Hi Sashenka,
I really appreciate this comment, and I agree with you. I got the idea of God showing off to the devil from Robert Frost's "A Masque of Reason," but this was also an Old Testament God before the coming of Christ. That meant that God had to punish the people that turned away from God and who sinned, but here, in Job, why does an innocent and righteous man suffer so much? That's the central question here.
I believe Job is a type of Jesus, and perhaps the most important precursor to Jesus. A lot of other Old Testament "types" of Jesus, like David (a rapist), Moses (a murderer), and Jonah (a racist) were incredibly flawed people who were unlikely candidates for God's chosen, and yet Job was a type who was righteous and hadn't sinned.
Yet Job is put to the test -- and there are a lot of ways Jesus is a lot like Job. Jesus, too, was an innocent man who suffered. He had his friends deny and betray Him, much like Job. But Jesus went a step further and took on the suffering and sin of humanity when he went on the cross. That's the difference between the God of the Old Testament and the God of the New Testament. It's the same God, but the Trinity was not yet complete in the Son.

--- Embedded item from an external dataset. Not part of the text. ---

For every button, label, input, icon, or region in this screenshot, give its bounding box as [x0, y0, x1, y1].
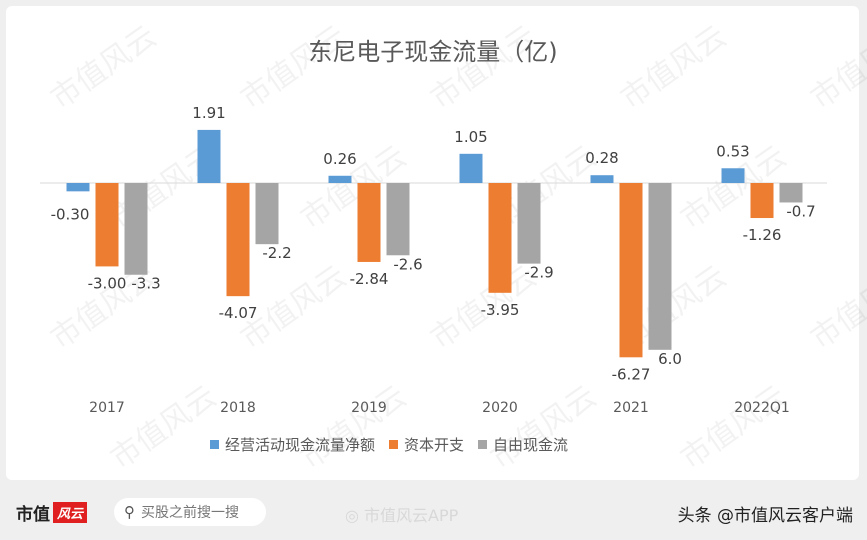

I hope that makes sense from my perspective, that God had to be much more of a disciplinarian and do the work of disciplining those who had fallen away, who had turned their backs on Him before the coming of Jesus. God loved us, but God hated our sin. Once Jesus came and finished the work, the world changed, but Job's world was one before Jesus, and a parable to the people who doubted God because they suffer.